Contracts for gold edged back on Wednesday morning, with the precious metal flipping between small gains and losses, ahead of a report on U.S. consumer inflation that could influence trade on the session.
Commodity traders are watching for the consumer-price index, which is slated to be released by the Labor Department at 8:30 a.m. Eastern Time, and may show prices advancing over 7% year-over-year. Such a rise would mark the highest level in about 40 years and reinforce the view that inflation is running well above the Federal Reserve’s annual target of 2%.
Concerns about a spike in inflation, brought about partly by supply-chain bottlenecks and swings higher in demand, have helped to support prices of precious metals such as gold and silver in the near term.
February gold futures
fell $1.70, or less than 0.1%, to reach $1,816.90 an ounce, following a 1.1% gain on Tuesday, helping the most-active contract log the highest settlement since Jan. 5.
Gold also on Tuesday tallied a third consecutive finish in positive territory — the longest string of gains since a seven-session stretch ended Nov. 12.

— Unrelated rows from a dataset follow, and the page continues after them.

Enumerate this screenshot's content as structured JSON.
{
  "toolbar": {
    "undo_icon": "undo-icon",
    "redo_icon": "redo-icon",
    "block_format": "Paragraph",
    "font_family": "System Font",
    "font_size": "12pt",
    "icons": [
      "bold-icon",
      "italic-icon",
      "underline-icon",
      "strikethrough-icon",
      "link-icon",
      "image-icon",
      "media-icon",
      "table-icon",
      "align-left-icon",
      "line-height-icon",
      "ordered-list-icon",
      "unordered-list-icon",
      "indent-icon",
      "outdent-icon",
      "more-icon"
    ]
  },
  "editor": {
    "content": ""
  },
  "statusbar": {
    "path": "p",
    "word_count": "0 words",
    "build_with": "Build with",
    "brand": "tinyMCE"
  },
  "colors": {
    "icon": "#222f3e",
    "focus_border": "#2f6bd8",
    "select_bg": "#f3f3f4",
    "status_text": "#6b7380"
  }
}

Ricardo Evangelista, senior analyst at ActivTrades, in a daily note, said a high inflation “number is likely to support the dollar and therefore weigh down on the precious metal; however, should CPI numbers disappoint to the downside, then there will be scope for further gold gains.”
On Tuesday, gold prices retained gains after Fed Chairman Jerome Powell said the central bank’s plans to raise interest rates shouldn’t hurt economic expansion, essentially painting a picture of a “soft landing” rather than a recession.
Meanwhile, March silver
was trading 7 cents, or 0.3%, lower at $22.75 an ounce, after rising 1.6% in the previous session.